Whilst Merz has set himself up for the best chance of success in revitalising Germany’s economy, his position is surprisingly precarious. A lack of government experience and a history of creating political enemies may limit his ability to pass further contentious reforms.
This was evident after the shock loss of the first vote to confirm his chancellorship on May 6, in what should have been a formality. This was a clear warning shot from some already disgruntled members of the coalition he has pulled together. Tackling Germany’s demographic crisis (where higher immigration is being used to offset the impact of an ageing population) has the biggest potential to pull his coalition apart, playing into the hands of the increasingly popular far-right AfD party.
Merz seems to be enjoying the unfortunate privilege of being more popular abroad than he is at home, following his full-throated support for bolstering the EU to counter an increasingly unreliable America. He will nonetheless need to convince French President Macron to eschew his protectionist instincts and slash the red tape that is stifling innovation in the EU, and seeing its tech and manufacturing industries fall behind their US and Chinese peers.

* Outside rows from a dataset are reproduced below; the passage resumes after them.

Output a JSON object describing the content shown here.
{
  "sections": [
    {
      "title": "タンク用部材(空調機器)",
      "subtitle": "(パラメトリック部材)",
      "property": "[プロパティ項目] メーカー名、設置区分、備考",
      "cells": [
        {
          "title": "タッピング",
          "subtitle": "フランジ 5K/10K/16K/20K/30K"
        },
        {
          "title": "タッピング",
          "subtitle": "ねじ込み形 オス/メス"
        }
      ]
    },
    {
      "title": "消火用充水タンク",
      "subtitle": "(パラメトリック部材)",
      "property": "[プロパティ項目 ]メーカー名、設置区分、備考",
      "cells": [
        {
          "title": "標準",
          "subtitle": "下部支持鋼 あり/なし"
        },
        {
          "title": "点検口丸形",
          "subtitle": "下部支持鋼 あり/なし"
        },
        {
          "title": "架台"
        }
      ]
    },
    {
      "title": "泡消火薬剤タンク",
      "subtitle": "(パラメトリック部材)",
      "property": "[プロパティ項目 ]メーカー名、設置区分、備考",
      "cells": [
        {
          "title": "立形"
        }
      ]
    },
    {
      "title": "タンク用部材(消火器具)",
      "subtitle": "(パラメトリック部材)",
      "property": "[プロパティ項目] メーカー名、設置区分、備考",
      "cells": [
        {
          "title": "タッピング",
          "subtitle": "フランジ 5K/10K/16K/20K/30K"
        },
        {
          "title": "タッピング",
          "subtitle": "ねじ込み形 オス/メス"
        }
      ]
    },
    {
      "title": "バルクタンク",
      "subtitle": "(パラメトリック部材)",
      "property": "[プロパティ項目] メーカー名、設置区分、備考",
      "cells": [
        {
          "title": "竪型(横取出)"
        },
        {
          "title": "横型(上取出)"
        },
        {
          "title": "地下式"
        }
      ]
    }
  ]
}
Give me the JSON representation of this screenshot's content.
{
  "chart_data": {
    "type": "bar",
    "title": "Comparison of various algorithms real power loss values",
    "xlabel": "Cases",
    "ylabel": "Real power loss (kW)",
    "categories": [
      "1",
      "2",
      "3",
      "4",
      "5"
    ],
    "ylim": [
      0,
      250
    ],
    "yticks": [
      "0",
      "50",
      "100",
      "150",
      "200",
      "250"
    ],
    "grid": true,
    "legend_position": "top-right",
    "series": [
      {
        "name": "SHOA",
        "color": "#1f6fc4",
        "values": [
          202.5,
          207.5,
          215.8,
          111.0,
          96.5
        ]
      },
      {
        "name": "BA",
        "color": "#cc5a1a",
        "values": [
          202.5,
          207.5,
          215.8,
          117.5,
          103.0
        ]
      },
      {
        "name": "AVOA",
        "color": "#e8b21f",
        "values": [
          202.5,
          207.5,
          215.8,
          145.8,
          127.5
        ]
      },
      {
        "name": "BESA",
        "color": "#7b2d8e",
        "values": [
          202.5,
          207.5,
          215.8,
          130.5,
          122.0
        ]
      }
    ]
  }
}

Whilst Merz has arguably taken the most important step to putting Germany back on the right track, and has the best chance at success over his predecessors, he will nonetheless remain a hostage to fortune. These efforts will be for nought if diplomacy fails and Germany ends up being buffeted on both sides in the fallout from the US/China trade war. Drives to bolster and reform the economy must also include elements of self-sufficiency to insulate it from outside forces.